Guided Access keeps tiny fingers in a specific app, while eliminating certain areas of the screen so that even if they’re tapped, they won’t respond to a touch.


1. Tap settings, then go to ‘General’.


2. Tap ‘Accessibility’.


3. Scroll down until you see ‘Guided Access’. Tap.


4. Turn on Guided Access, then set a passcode. You’ll also want to make sure ‘Accessibility  Shortcut’ is set to the on position.


(Bear with me on this next part, once you’re in Guided Access, it disables you from taking screenshots, so I had to take photos of the screen as best I could. Also, I switched from iPhone with those screenshots to iPad for the actual photos, but you should be able to follow along as they’re very similar).

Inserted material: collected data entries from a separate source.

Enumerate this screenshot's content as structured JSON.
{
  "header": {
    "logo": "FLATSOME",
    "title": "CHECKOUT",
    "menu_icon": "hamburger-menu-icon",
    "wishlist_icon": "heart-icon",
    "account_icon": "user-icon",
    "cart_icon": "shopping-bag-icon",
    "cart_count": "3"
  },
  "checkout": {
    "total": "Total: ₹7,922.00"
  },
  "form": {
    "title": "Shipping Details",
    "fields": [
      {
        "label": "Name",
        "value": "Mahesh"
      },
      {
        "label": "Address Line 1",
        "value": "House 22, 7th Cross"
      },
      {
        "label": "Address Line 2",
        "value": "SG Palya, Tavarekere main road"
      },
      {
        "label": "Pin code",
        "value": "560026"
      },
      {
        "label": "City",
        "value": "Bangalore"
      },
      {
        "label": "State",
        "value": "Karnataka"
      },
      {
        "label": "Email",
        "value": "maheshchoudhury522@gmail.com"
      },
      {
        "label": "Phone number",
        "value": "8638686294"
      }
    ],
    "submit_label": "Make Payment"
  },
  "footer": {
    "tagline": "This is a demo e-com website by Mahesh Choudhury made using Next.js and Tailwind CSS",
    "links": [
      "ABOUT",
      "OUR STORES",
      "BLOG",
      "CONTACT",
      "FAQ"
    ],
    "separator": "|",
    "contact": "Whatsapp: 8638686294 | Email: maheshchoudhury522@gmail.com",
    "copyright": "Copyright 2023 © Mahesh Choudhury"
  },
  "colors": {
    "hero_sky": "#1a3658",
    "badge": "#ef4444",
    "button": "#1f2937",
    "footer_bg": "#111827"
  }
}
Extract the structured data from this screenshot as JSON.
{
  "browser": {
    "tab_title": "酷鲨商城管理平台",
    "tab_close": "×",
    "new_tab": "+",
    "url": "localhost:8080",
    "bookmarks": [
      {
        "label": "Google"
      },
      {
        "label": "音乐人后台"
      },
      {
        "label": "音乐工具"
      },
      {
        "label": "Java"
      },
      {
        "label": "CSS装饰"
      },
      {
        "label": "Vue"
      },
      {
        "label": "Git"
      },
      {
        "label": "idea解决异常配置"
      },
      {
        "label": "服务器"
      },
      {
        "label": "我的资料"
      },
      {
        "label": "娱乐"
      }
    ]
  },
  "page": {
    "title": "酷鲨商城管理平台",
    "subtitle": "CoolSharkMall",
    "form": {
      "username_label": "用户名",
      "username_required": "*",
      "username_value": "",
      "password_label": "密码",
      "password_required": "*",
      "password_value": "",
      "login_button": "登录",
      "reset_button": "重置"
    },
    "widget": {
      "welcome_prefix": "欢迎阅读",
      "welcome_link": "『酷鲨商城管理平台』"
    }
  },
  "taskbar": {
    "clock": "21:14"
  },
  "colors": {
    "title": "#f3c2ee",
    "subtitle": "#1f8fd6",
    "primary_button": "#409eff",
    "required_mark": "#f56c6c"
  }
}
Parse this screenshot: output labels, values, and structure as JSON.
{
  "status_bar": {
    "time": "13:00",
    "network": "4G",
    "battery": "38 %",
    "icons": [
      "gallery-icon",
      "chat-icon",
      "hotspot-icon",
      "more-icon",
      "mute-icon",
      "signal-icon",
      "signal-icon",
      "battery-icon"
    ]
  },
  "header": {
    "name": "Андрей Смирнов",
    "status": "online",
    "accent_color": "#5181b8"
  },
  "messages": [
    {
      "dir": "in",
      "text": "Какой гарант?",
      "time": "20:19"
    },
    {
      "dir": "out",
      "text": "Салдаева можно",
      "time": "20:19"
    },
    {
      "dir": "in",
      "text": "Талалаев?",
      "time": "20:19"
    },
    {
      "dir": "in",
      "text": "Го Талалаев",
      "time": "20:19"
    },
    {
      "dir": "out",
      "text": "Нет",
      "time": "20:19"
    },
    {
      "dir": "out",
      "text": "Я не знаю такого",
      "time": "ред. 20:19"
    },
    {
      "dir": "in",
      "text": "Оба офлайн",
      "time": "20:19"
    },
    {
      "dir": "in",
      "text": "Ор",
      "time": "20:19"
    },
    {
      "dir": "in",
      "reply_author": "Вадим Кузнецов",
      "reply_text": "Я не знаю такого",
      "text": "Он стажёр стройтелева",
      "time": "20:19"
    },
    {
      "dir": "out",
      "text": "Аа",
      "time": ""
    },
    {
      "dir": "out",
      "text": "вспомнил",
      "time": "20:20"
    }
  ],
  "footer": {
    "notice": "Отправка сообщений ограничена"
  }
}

5. Open the child’s app, camera, or photos (whatever it is they like to look at), then triple-click your home button. Guided Access should now pop up. At the bottom of the piano, there’s an area I’ve tried to highlight with red. It says “circle the areas of the screen you would like to disable”.


Because we have a free version of ‘My baby piano’, there are still ads. Thanks to Guided Access, I can make sure Avery doesn’t click on the ads that then lead to the internet. If you’re child likes to just look at himself in the camera, you can disable him from getting to the pictures and accidentally deleting them by blocking off that specific area of the screen.


6. Once you’ve circled them, the device will recognize the area and make a block that you can then resize.


Now that you’ve blocked off these certain areas, Guided Access will remember this the next time you open this app again.

7. Tap ‘Start’ in the upper right-hand corner. If it’s your first time using Guided Access, you’ll be prompted to enter a 4-digit passcode and then verify it by typing it again.


8. You are now running Guided Access and your screen should look like this:


And then this:


A few things to note:

You can disable the home button so that if it’s accidentally pressed, nothing happens by selecting ‘Hardware Buttons’ from Step 6:


When Guided Access is on, your phone will vibrate should a call come in, but it will not actually ring. A very small banner will appear at the top of the screen to let you know a call is coming in, but it’s very easy to miss a call when Guided Access is running.

The volume can’t be turned up or down once you’ve started running it, so make sure the device is at a comfortable volume before starting Guided Access. Otherwise it’s a lot of fumbling, entering passcodes, restarting Guided Access, etc..

After your first time using Guided Access in each app, all you have to do it open an app, tap the home button 3 times, and Guided Access will automatically start without having to enter any passcodes.

9. Once you’re ready to exit Guided Access, tap the home button 3 times quickly. You’ll be prompted to enter your passcode. Enter and then tap ‘End’ in the upper left-hand corner. Your app will remain open, but you can just tap the home button to return to the main screen.


Seems like a lot of steps, but this built-in feature is a lifesaver when it comes to making sure kids stay in a specific app (and when you just need 5 uninterrupted minutes!)